If Obama really wanted to hurt Putin, he would have responded in kind by ordering the intelligence community to disclose embarrassing communications between the Kremlin boss and his underlings. Or, even better, by disclosing more details about how Putin steals billions from the long-suffering citizens of Russia. If the U.S. intelligence community has information on Putin’s off-shore banking accounts, it could leak that knowledge.

This, of course, is to list only two options on what was undoubtedly a long menu of retaliatory steps drawn up by the interagency process. One can imagine other steps ranging from imposing more biting financial sanctions on Russia to providing weapons to the Ukrainians to better defend themselves against Russian aggression to frying Russian computer systems. But Obama chose to do none of these things.
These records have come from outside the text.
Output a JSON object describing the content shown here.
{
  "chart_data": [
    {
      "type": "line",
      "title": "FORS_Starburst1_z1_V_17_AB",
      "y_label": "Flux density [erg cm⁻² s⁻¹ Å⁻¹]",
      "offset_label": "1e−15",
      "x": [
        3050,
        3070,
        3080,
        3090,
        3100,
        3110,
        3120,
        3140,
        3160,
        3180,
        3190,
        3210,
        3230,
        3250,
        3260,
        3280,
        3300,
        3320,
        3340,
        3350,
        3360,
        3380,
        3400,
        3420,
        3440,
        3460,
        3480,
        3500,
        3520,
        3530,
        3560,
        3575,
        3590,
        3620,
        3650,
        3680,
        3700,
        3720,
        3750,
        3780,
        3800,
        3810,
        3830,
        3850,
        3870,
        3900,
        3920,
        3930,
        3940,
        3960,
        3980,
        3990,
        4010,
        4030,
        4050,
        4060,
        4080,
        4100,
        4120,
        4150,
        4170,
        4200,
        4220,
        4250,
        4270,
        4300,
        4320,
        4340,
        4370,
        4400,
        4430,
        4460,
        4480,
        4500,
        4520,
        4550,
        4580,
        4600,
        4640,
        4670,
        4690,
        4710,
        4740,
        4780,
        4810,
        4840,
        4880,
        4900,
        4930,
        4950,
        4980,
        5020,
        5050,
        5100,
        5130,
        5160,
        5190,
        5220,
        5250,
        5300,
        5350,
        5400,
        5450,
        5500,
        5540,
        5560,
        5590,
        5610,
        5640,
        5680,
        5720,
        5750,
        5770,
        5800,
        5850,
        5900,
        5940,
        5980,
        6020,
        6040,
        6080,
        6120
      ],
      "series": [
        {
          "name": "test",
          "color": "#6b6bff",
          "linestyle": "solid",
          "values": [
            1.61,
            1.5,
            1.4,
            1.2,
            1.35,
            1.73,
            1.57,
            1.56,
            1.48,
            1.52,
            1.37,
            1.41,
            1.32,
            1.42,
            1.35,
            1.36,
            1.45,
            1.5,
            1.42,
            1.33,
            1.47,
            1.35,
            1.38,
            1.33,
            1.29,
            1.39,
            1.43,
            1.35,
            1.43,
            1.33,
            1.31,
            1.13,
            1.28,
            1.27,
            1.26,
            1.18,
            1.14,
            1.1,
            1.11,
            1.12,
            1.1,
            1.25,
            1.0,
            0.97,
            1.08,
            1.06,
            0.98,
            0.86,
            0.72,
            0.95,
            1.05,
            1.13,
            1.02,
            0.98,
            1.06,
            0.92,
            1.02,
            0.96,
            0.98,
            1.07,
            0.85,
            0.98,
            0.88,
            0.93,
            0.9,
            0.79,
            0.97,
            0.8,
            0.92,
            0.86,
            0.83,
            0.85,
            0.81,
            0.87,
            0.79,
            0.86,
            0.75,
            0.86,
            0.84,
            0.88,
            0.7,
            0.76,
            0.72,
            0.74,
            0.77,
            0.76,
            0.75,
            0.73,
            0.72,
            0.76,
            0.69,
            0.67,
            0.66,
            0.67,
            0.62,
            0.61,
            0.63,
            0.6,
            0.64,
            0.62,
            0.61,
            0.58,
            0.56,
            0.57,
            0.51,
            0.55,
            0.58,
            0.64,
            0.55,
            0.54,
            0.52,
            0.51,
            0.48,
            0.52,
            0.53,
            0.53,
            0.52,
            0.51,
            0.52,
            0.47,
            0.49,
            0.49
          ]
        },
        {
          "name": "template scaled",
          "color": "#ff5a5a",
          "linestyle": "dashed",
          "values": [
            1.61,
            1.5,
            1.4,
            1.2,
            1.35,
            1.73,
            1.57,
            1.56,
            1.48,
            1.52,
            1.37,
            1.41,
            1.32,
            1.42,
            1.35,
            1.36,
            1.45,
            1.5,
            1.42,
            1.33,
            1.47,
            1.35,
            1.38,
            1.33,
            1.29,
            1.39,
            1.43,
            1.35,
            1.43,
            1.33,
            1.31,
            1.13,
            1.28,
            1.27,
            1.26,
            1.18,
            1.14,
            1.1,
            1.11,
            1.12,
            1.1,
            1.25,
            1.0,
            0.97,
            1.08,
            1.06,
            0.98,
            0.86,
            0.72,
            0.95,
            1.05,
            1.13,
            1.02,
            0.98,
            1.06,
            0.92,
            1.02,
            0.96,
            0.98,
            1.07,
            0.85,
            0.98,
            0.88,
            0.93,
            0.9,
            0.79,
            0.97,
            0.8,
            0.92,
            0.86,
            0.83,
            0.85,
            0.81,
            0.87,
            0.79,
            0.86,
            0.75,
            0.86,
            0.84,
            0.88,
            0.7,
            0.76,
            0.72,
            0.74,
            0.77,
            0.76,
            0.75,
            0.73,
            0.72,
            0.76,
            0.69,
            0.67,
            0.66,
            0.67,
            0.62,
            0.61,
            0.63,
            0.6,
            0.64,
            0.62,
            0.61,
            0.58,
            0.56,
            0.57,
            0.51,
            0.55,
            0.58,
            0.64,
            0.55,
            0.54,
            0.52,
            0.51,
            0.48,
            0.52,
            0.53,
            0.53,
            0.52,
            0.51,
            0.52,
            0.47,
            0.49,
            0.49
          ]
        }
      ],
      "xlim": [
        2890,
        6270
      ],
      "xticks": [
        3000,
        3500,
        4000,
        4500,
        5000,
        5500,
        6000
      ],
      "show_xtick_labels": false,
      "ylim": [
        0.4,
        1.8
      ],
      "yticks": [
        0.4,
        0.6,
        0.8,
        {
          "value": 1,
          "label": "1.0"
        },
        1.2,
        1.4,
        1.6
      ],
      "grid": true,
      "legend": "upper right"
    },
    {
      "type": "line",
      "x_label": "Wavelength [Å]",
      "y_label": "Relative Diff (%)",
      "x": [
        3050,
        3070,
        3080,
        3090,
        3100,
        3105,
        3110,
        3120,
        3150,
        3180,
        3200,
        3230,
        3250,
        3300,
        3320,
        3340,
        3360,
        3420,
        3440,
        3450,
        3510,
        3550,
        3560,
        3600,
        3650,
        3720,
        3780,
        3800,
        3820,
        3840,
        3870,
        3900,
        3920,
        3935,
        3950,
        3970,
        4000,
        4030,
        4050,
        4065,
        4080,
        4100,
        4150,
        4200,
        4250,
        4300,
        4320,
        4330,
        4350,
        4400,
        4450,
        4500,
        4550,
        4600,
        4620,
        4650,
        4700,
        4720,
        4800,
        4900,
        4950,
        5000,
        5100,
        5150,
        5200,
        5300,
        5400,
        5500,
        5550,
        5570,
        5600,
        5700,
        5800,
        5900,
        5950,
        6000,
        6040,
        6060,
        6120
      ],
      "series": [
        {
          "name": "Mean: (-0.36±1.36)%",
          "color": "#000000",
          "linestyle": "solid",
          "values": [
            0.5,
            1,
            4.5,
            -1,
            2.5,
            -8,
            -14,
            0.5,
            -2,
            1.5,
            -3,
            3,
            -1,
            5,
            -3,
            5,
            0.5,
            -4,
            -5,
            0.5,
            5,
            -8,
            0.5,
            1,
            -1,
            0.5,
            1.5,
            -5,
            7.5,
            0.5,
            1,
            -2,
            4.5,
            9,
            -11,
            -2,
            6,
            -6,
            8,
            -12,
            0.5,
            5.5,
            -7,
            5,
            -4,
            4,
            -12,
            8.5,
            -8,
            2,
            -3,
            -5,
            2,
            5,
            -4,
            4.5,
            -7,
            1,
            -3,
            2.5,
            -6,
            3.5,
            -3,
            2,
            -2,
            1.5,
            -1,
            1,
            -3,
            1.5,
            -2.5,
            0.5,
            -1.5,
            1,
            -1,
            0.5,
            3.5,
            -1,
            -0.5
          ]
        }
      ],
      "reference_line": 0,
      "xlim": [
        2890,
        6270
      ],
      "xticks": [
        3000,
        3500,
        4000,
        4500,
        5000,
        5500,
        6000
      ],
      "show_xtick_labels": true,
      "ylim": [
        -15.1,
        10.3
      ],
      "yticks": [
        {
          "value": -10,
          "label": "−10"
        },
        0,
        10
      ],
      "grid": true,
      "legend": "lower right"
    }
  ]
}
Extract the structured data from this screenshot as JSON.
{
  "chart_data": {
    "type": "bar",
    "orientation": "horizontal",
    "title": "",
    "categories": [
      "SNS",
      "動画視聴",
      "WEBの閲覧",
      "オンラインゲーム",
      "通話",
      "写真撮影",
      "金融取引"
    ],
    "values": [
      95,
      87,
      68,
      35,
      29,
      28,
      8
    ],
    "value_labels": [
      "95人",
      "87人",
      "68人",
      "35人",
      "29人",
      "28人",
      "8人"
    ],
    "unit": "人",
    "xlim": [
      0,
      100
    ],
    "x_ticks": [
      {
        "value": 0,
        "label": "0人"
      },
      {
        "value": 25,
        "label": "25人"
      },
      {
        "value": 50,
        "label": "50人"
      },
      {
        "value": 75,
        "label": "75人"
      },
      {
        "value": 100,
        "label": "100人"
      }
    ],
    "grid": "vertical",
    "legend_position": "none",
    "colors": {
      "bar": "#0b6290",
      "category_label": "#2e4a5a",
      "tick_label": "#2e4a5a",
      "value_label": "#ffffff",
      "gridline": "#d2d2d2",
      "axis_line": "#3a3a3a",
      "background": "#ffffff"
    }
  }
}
It’s still possible that he ordered some covert action which remains secret but, given the way that Washington leaks, it seems unlikely. Even the use of the Stuxnet virus against Iranian computers, one of the most highly “compartmented” covert actions in recent history was revealed before long. As Senator Lindsay Graham said on Thursday, Obama tossed “pebbles” at Russia in retaliation rather than the “rocks” that were called for.

In sum, Obama basically gave Putin a pass for his cyberattack just as he basically gave him a pass for his invasion of Ukraine, his war crimes in Syria, and numerous other transgressions against international norms. And now Trump appears likely to lift even the relatively weak sanctions imposed by Obama. Obama, to his credit, did not praise Putin in public, as Trump has a disconcerting habit of doing, but there may be more continuity than either man may realize in their bipartisan policy of failing to stand up to Russian aggression.